I read a claim that
there are formulas for which any equivalent CNF has exponential length.
Can you show me an example for such a boolean formula? I have been trying to build it myself and failed.
I read a claim that
there are formulas for which any equivalent CNF has exponential length.
Can you show me an example for such a boolean formula? I have been trying to build it myself and failed.
Try parity. Parity of $n$ variables has formulas of size $O(n^2)$, but every clause in the CNF must be of width $n$, so there must be at least $2^{n-1}$ of them.
Here are some more details. The $O(n^2)$ formula for parity is obtained by a recursive construction. For simplicity, let's assume that $n = 2^m$ and only count leaves. We use the following formulas: $$ \begin{align*} \operatorname{parity}(x_1,\ldots,x_{2n}) = &(\operatorname{parity}(x_1,\ldots,x_n) \land \lnot \operatorname{parity}(x_{n+1},\ldots,x_{2n})) \\ \lor &(\lnot \operatorname{parity}(x_1,\ldots,x_n) \land \operatorname{parity}(x_{n+1},\ldots,x_{2n})) \end{align*}$$ and $\operatorname{parity}(x_1) = x_1$. Let $P(n)$ be the number of leaves in $\operatorname{parity}(x_1,\ldots,x_n)$. Then $$ P(2n) = 4P(n), \quad P(1) = 1. $$ The solution to this recurrence is $P(2^n) = 4^n$. Since parity of $n$ variables can be obtained from parity of $2^{\lceil \log n \rceil} < 2n$ variables, in total parity for $n$ variables can be realized using a formula containing at most $4n^2$ leaves. The length of a binary encoding of the formula is $O(n^2\log n)$ (the $\log n$ factor comes from the fact that the indices have length $\log n$).
Regarding CNFs, let's consider DNFs instead; the situation is symmetric. Suppose $\phi = T_1 \lor \cdots \lor T_\ell$ is a DNF for $\operatorname{parity}$. Each $T_i$ must contain $n$ variables: given the values of even $n-1$ variables, you cannot be certain that $\operatorname{parity}$ is true. So each term "catches" one $1$-input of $\operatorname{parity}$, of which there are $2^{n-1}$.
There might be a difference between equivalence and equisatisfiability that you are getting caught up on.
If you want an example where an equivalent conversion into CNF has an exponential growth, see wikipedia on Conjunctive normal form: Conversion into CNF:
$$(X_1 \wedge Y_1) \vee (X_2 \wedge Y_2) \vee \dots \vee (X_n \wedge Y_n).$$
This formula leads to exponential length CNF formulas, if the conversion must be equivalent.

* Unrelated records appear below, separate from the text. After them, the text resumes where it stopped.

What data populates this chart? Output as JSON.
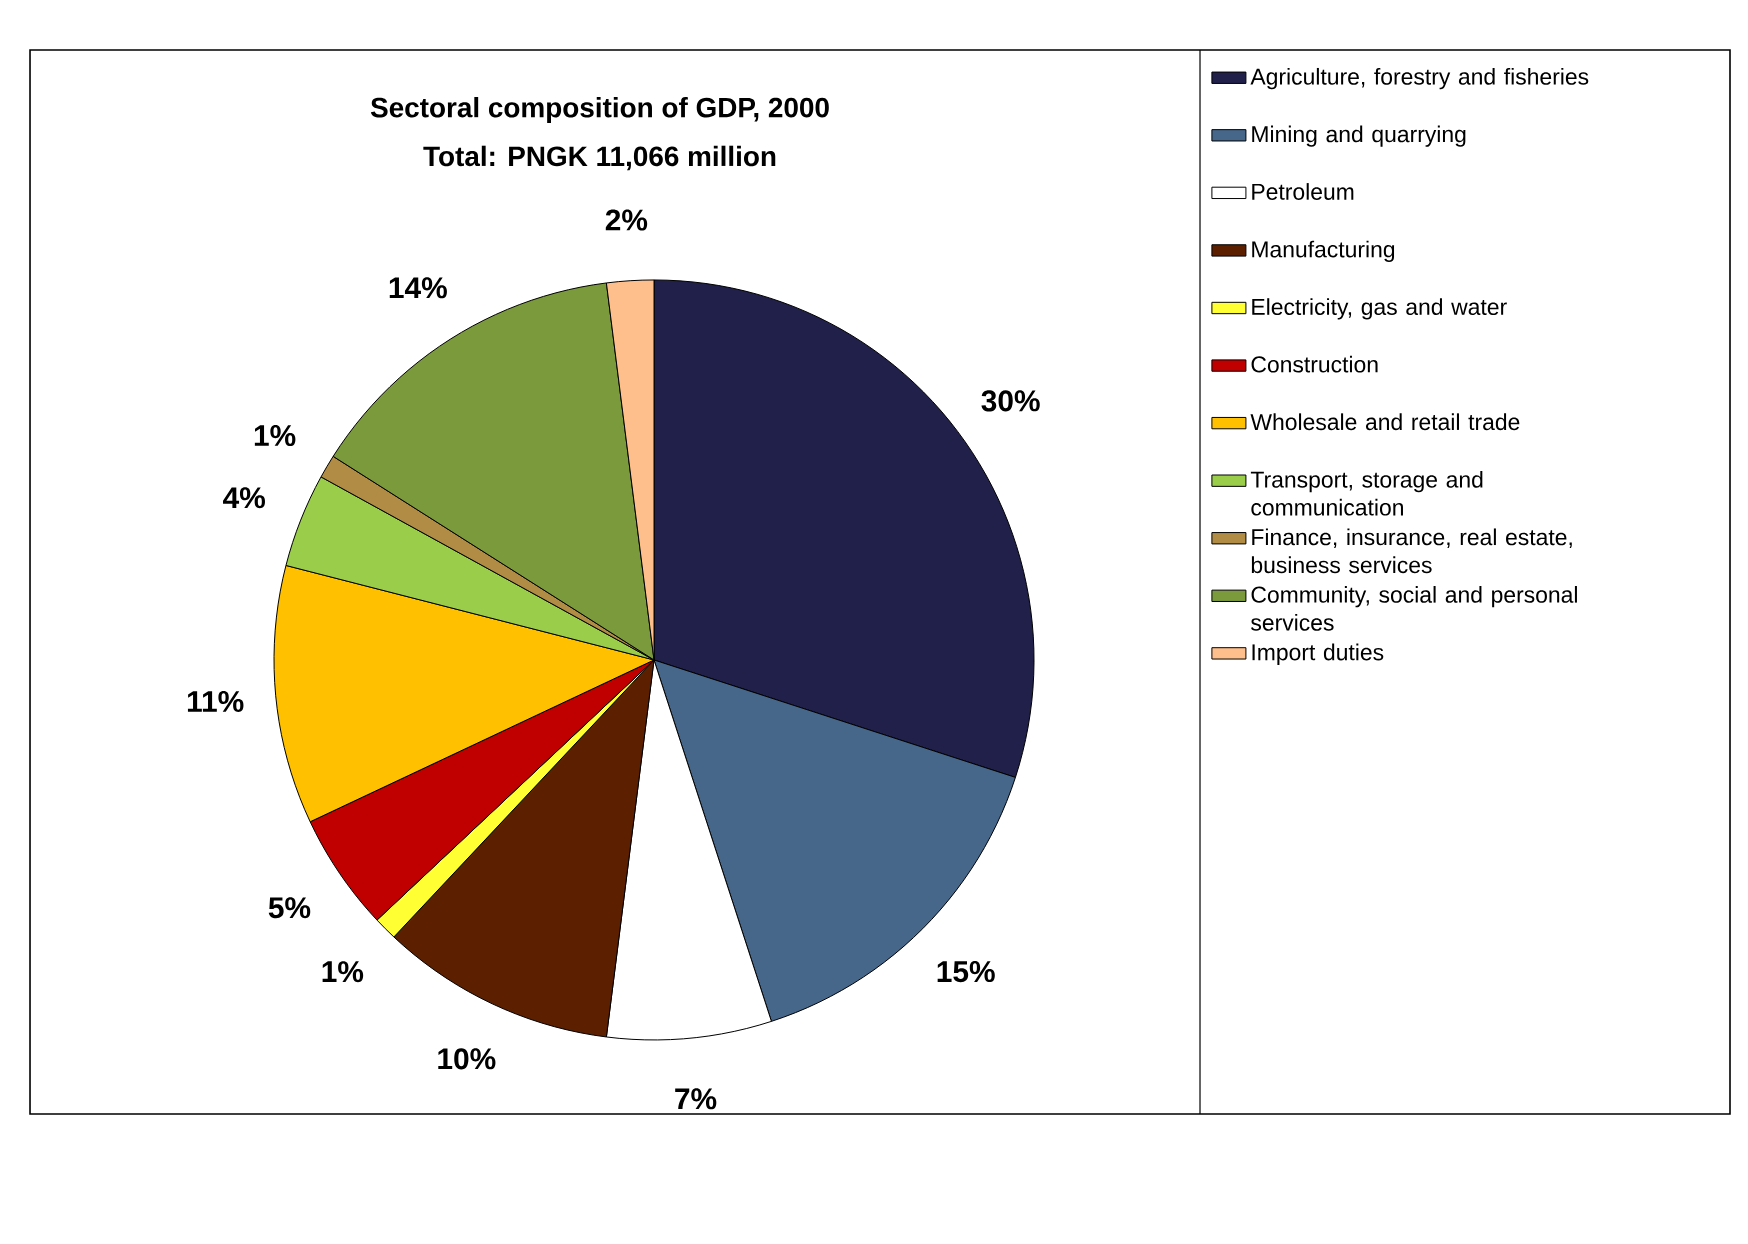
{
  "chart_data": {
    "type": "pie",
    "title": "Sectoral composition of GDP, 2000",
    "subtitle": "Total: PNGK 11,066 million",
    "categories": [
      "Agriculture, forestry and fisheries",
      "Mining and quarrying",
      "Petroleum",
      "Manufacturing",
      "Electricity, gas and water",
      "Construction",
      "Wholesale and retail trade",
      "Transport, storage and communication",
      "Finance, insurance, real estate, business services",
      "Community, social and personal services",
      "Import duties"
    ],
    "values": [
      30,
      15,
      7,
      10,
      1,
      5,
      11,
      4,
      1,
      14,
      2
    ],
    "value_labels": [
      "30%",
      "15%",
      "7%",
      "10%",
      "1%",
      "5%",
      "11%",
      "4%",
      "1%",
      "14%",
      "2%"
    ],
    "colors": [
      "#20204a",
      "#46668a",
      "#ffffff",
      "#5c1f00",
      "#ffff33",
      "#c00000",
      "#ffc000",
      "#9acd4a",
      "#b08c45",
      "#7a9a3c",
      "#ffbf8c"
    ],
    "legend": "right"
  }
}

The article continues on about how by introducing new variables, one can obtain an equisatisfiable formula that grows only linearly. These types of conversions usually create new models that contain the old model, so while the new formula is not equivalent, a satisfying assignment to the new formula will directly give a satisfying assignment to the old formula.

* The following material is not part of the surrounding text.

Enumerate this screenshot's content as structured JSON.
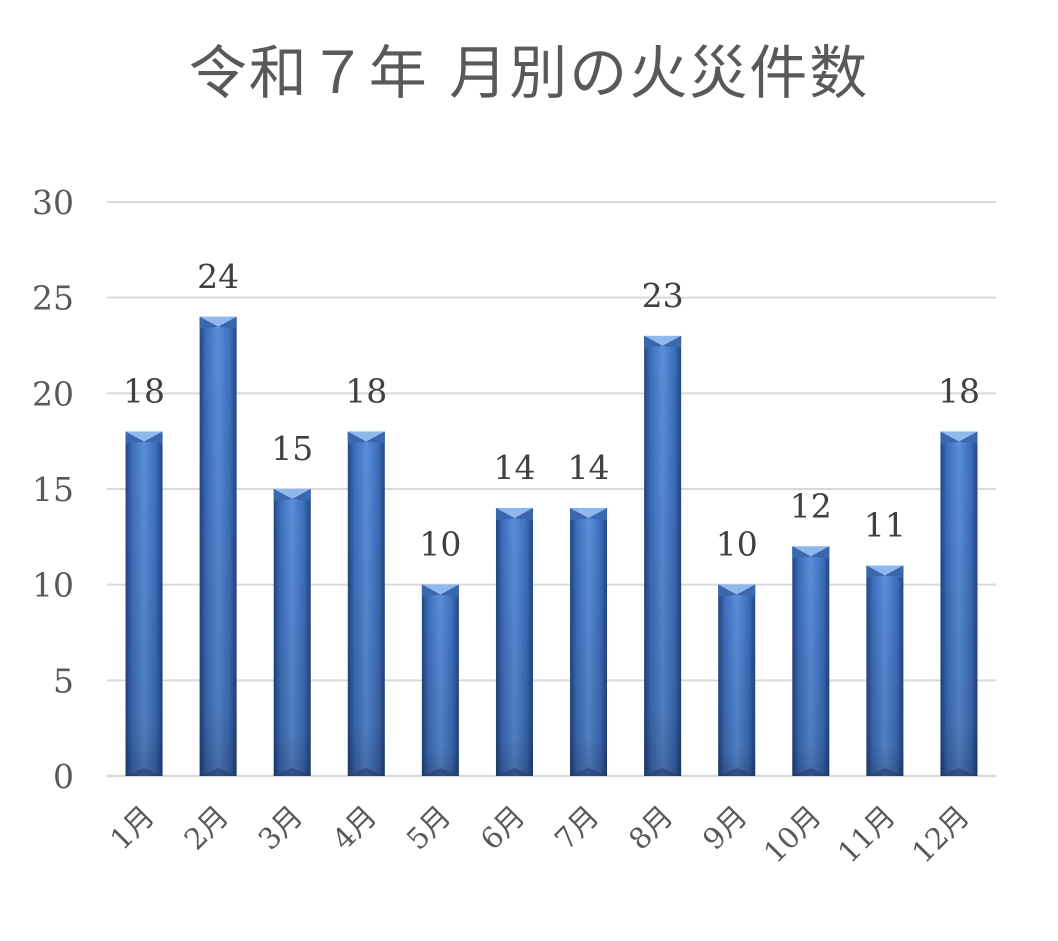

Though, there might be conversions that do not contain the old model, I've not seen one. As a side-note, Boolean satisfiabilty is self-reducible, which means that an algorithm that solves the decision problem, can be used to solve the optimization problem, via forcing one variable, and repeated calls to the solver. This means that even if you have a conversion that generates another, equisatisfiable formula, but for which the models are very different, you can find the satisfying assignment of the original formula (in time bounded by a polynomial of the runtime of the solver).